"...di notte ancora ti può capitare

di udire suoni di armonium sfiatati

e vecchi Curdi che da mille anni

offrono il petto a novene...".

Il mistero eterno dell'Est - quell'indefinibile indescrivibile fascino che da secoli è parte del mito dell'Esotico - si racchiude tutto nelle opere di Al Gromer Khan. E non è puro caso, se l'Oriente nella sua vera identità si sprigiona dai dischi di un uomo apparentemente più vicino ai castelli della Baviera che al Taj Mahal o al Wat Phra Keo. Non tanto per l'infanzia spesa tra India e Marocco al seguito del padre diplomatico, l'immaginazione rapita dal Mahabharata e dalla poesia di Lord Byron. Quel che più conta è che Alois Gromer, nato a pochi chilometri dal Lago di Costanza, fu protagonista apocrifo di quella Germania musicale "cosmo-etnica" che nei primi '70 anticipo' la world music - senza che ancora se ne conoscesse la definizione; che attraverso nomi come Popol Vuh, Embryo, Klaus Schulze, Agitation Free e altri, apriva a nuove direzioni e tracciava nuovi percorsi (appena abbozzati in certi casi, già perfettamente consapevoli e definiti in altri). Special guest al sitar in "Tanz Der Lemminge" degli Amon Duul II e musicista di studio per i Popol Vuh, Gromer era stato negli anni '60 ospite e confidente privato di Sua Maestà Sisouk na Champassak, principe del Laos, da cui aveva appreso i segreti della spiritualità tantrica e la passione per i culti misterici dell'area indocinese. Ma l'incontro decisivo fu quello con il guru Ustad Imrat Khan - e a quel punto tutti i "segreti" del sitar (suo strumento principe) non sarebbero più stati tali per il nostro. Membro acquisito del Khani Gharana, la "famiglia" che raccoglie in sé i più grandi sitaristi d'India, il bavarese sviluppa, sul modello dei suoi connazionali (Klaus Wiese e Peter Michael Hamel dei Between su tutti) un ibrido di elettronica e sonorità etniche capace di sfondare ogni porta conosciuta della percezione. 

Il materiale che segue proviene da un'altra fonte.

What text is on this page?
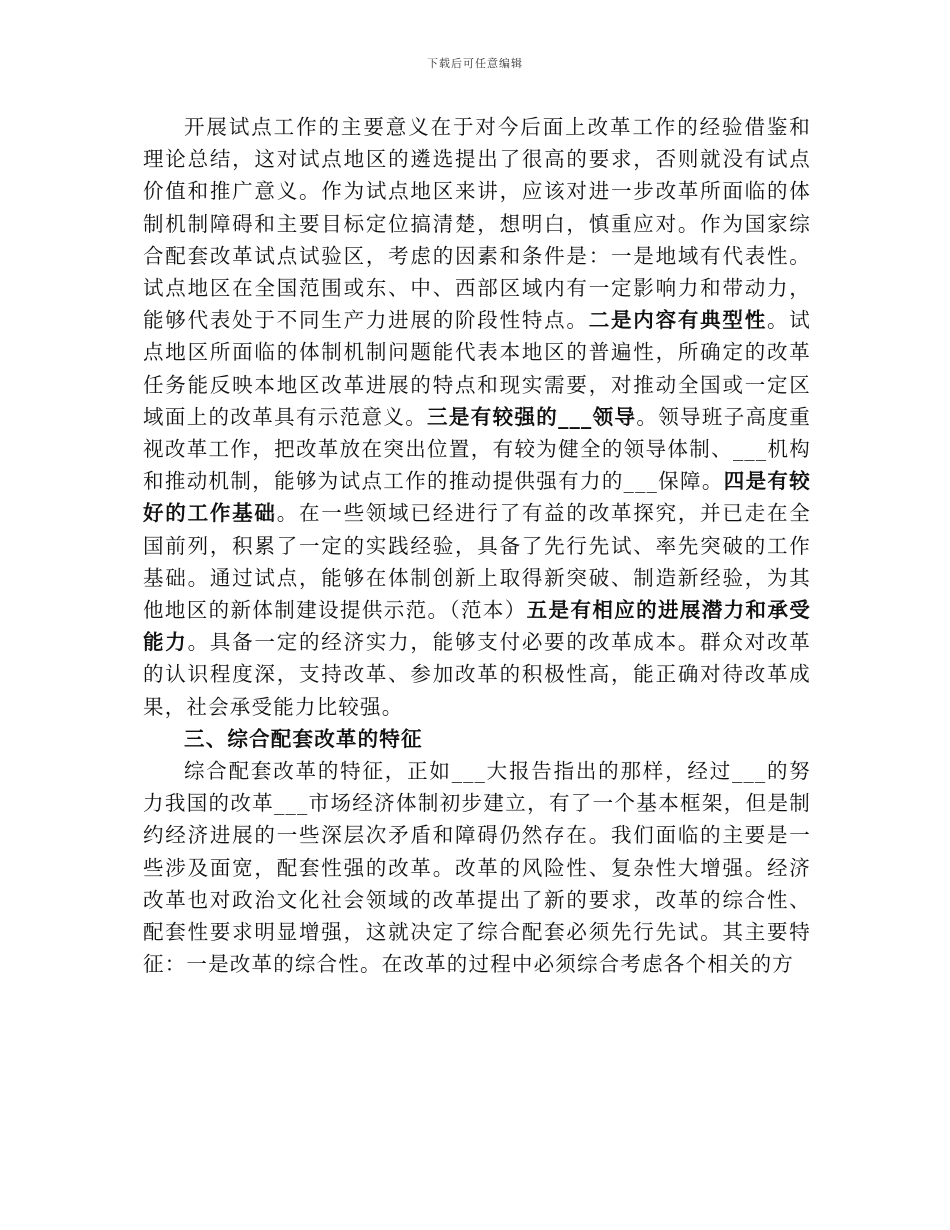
下载后可任意编辑

开展试点工作的主要意义在于对今后面上改革工作的经验借鉴和理论总结，这对试点地区的遴选提出了很高的要求，否则就没有试点价值和推广意义。作为试点地区来讲，应该对进一步改革所面临的体制机制障碍和主要目标定位搞清楚，想明白，慎重应对。作为国家综合配套改革试点试验区，考虑的因素和条件是：一是地域有代表性。试点地区在全国范围或东、中、西部区域内有一定影响力和带动力，能够代表处于不同生产力进展的阶段性特点。二是内容有典型性。试点地区所面临的体制机制问题能代表本地区的普遍性，所确定的改革任务能反映本地区改革进展的特点和现实需要，对推动全国或一定区域面上的改革具有示范意义。三是有较强的___领导。领导班子高度重视改革工作，把改革放在突出位置，有较为健全的领导体制、___机构和推动机制，能够为试点工作的推动提供强有力的___保障。四是有较好的工作基础。在一些领域已经进行了有益的改革探究，并已走在全国前列，积累了一定的实践经验，具备了先行先试、率先突破的工作基础。通过试点，能够在体制创新上取得新突破、制造新经验，为其他地区的新体制建设提供示范。（范本）五是有相应的进展潜力和承受能力。具备一定的经济实力，能够支付必要的改革成本。群众对改革的认识程度深，支持改革、参加改革的积极性高，能正确对待改革成果，社会承受能力比较强。

三、综合配套改革的特征

综合配套改革的特征，正如___大报告指出的那样，经过___的努力我国的改革___市场经济体制初步建立，有了一个基本框架，但是制约经济进展的一些深层次矛盾和障碍仍然存在。我们面临的主要是一些涉及面宽，配套性强的改革。改革的风险性、复杂性大增强。经济改革也对政治文化社会领域的改革提出了新的要求，改革的综合性、配套性要求明显增强，这就决定了综合配套必须先行先试。其主要特征：一是改革的综合性。在改革的过程中必须综合考虑各个相关的方
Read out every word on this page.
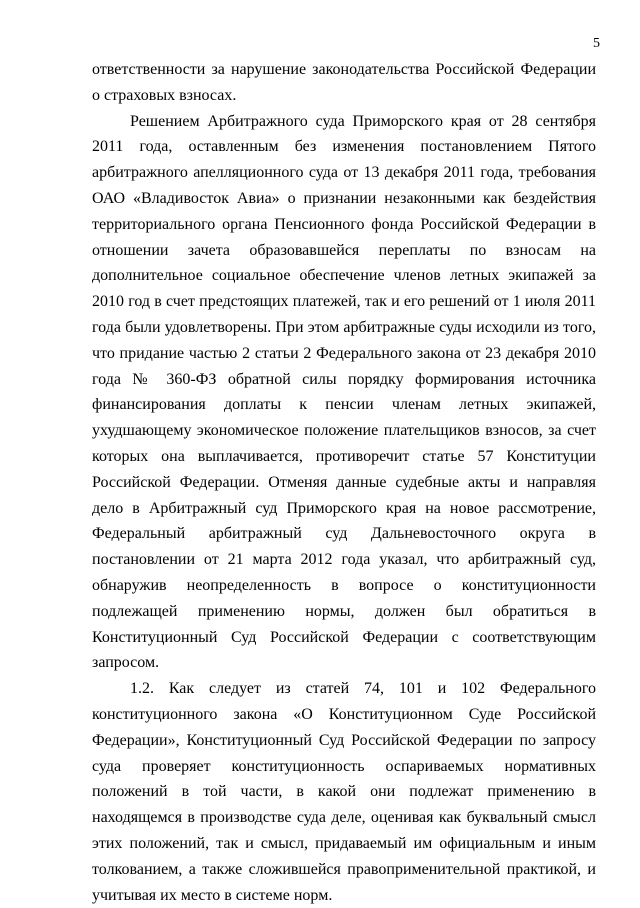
5

ответственности за нарушение законодательства Российской Федерации о страховых взносах.

Решением Арбитражного суда Приморского края от 28 сентября 2011 года, оставленным без изменения постановлением Пятого арбитражного апелляционного суда от 13 декабря 2011 года, требования ОАО «Владивосток Авиа» о признании незаконными как бездействия территориального органа Пенсионного фонда Российской Федерации в отношении зачета образовавшейся переплаты по взносам на дополнительное социальное обеспечение членов летных экипажей за 2010 год в счет предстоящих платежей, так и его решений от 1 июля 2011 года были удовлетворены. При этом арбитражные суды исходили из того, что придание частью 2 статьи 2 Федерального закона от 23 декабря 2010 года № 360-ФЗ обратной силы порядку формирования источника финансирования доплаты к пенсии членам летных экипажей, ухудшающему экономическое положение плательщиков взносов, за счет которых она выплачивается, противоречит статье 57 Конституции Российской Федерации. Отменяя данные судебные акты и направляя дело в Арбитражный суд Приморского края на новое рассмотрение, Федеральный арбитражный суд Дальневосточного округа в постановлении от 21 марта 2012 года указал, что арбитражный суд, обнаружив неопределенность в вопросе о конституционности подлежащей применению нормы, должен был обратиться в Конституционный Суд Российской Федерации с соответствующим запросом.

1.2. Как следует из статей 74, 101 и 102 Федерального конституционного закона «О Конституционном Суде Российской Федерации», Конституционный Суд Российской Федерации по запросу суда проверяет конституционность оспариваемых нормативных положений в той части, в какой они подлежат применению в находящемся в производстве суда деле, оценивая как буквальный смысл этих положений, так и смысл, придаваемый им официальным и иным толкованием, а также сложившейся правоприменительной практикой, и учитывая их место в системе норм.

Non pure nozioni quelle che vi racconto, perché è a partire da questi dati che meglio si comprende il ruolo di Gromer Khan-esecutore/modellatore di ambienti e atmosfere - notturne, per predilezione. I livelli di tutti i suoi lavori sono altissimi: in certi casi si raggiunge una maestosità astrale con pochi eguali al mondo, e si toccano vibrazioni affini a quelle sperimentate da uno Steve Roach o da un Michael Stearns. A mio avviso "Mahogany Nights" (anno 1990) è la sua opera somma, persino superiore al tanto celebrato "Kamasutra" del 1986 o al più recente "Attar", studio sulla corrispondenza sensoriale suono-profumo che ha i suoi prodromi in Brian Eno. Poesia, melodia, senso: i tre elementi-base dell'estetica del Khan. Ciò che si può percepire nelle notti di Karachi o New Delhi, di Hanoi o Bangkok è ispirazione e contenuto (nella stessa misura) di lunghissime "notti di mogano", dilatate in quadri paesaggistici intensi e profondissimi. Tanto profondi da sfiorare la vertigine o, se si preferisce, l'estasi della contemplazione. La potenza di questa prospettiva ambientale è nella corda di un sitar appena pizzicata e/o riverberata, che costringe i riflessi a insorgere con sovrumano vigore; nell'elettronica sterminata e ipnotica di più strati sovrapposti, a far precipitare nella trance totale; nella solennità di partiture corali innestate su tappeti variamente assortiti di percussioni. Su tutto, i quasi 25 minuti di "Taj" (via d'accesso diretta alle porte del cosmo) e lo splendore inafferrabile di una "Ko-Hi-Noor" cesellata e ritoccata in ogni singolo distinto movimento.

Manifesto assoluto di TECNO-SCIAMANESIMO.